その濡れた瞳が愛おしくて、思わず俺はステップを止めた。周りは俺たちなど気にも留めず曲に合わせて悠然と踊り続ける。まるで俺たちだけ壊れた操り人形マリオネットのようだ。


「京介……」


 ミーシャはそっと目を閉じる。俺は不思議な力に引き寄せられるかのように今、ゆっくりと彼女の唇へ――


「へぶあ!」

「きょっ、京介!」


 ミーシャ側から見たら、さながら交通事故のように映っただろう。いきなり奇声を上げた俺が、得体の知れない何かにぶつかり横へ思いっきり吹っ飛んで行ったのだから。

 

 俺に覆いかぶさっているのは、筋骨隆々とした黒服の外国人二人。ここのSPのようだ。屈強そうな二人は、白目を剥いたまま俺に覆いかぶさり気を失っていた。頼む。誰か彼らを退かしてくれ。内蔵が圧迫されてイケナイ何かが口からニュルっと出そうだ。 

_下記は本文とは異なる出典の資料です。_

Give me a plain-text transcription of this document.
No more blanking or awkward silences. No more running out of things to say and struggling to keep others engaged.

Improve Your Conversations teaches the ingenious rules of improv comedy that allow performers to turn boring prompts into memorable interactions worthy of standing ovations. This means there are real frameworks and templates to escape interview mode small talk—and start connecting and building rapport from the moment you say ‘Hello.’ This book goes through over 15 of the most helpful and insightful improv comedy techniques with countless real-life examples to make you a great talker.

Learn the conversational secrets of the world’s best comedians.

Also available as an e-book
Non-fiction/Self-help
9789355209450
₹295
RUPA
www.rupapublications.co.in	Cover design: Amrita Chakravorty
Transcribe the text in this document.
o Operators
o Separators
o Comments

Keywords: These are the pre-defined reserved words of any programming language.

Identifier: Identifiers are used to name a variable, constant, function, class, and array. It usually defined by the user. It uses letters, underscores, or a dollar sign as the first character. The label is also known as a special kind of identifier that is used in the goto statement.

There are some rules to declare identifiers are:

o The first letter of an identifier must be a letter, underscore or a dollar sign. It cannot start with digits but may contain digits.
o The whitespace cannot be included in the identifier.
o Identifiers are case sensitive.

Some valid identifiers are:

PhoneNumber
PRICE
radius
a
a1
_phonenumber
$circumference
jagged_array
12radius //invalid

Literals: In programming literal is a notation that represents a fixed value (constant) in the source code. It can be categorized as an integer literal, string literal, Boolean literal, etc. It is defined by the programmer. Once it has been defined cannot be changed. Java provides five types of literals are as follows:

「ややっ、申し訳ない。まさかそこまで飛んで行くとは私も予想外でした」


 両肩周りが張り裂けたスーツを着た新種の鳥、もとい鳥野さんが慌ててこちらへ駆け寄って来るのが見えた。とても済まなそうにしているのが、珍妙な仮面越しにもわかった。


「いやあ、ひょんなことからそこの御二方と腕相撲対決をすることになりまして、嬉しくてつい力を入れ過ぎてしまいましたよ。はーっはっはっは!」


 腕を組みながら高笑をしている鳥人間。まさかこの大男たちを片手で、しかも二人同時にここまで投げ飛ばしたと言うんじゃないだろうな。だとしたら、彼の腕力は常の域を超えているぞ。


「うふふ~、南雲さんが分身してる~。すご~い!」


 顔を上げれば、藤代さんが頬を赤らめたまま、倒れている俺の顔を覗きこんでにっこりと微笑んでいた。最初言っている意味がわからなかったが、どうやら先ほどのアルコールケーキのせいですっかり酔っぱらっているようだった。そのせいで今の彼女には俺が二人以上に見えているらしい。さっきまで平然としていたのだが、ここにきて一気に酔いが回ったようだ。藤代さんはふらふらと覚束ない足取りでミーシャの元へとにじり寄るように壁際へと追い込んだ。


「は、はあい、彩音。だいぶ酔っているようだけど、大丈夫? ていうか、ちょっと顔近くない?」

「えへへ~、ミーシャちゃん今日もかわい~な~。んちゅ!」

「んっ~~!」


 すると、何を思ったか藤代さんはミーシャのほっぺを両手で挟んで逃げないように無理やり固定し、いきなり熱い接吻ベーゼをかましたのだ。四十秒以上は唇を重ねていただろうか。もしかしたら濃厚に舌を絡めていたのかも知れない。俺を含めた会場内全ての人はその事態にただただ唖然とするしか出来なかった。


「ぷっはー、大満足れ~す!」


 気が済んだのか、ミーシャを解放した藤代さんは覚束ない足取りでその場をクルクル回ると、気を失うように倒れ、気持ち良さそうな寝息を立てた。その寝顔はとても安らかで、とても満足気だった。


「……」


 ミーシャは、ハトが豆鉄砲を喰らったような顔で石像のように固まっていた。


「……お疲れ様」


 よくわからん労いの言葉を掛ける事しか、俺には出来なかった。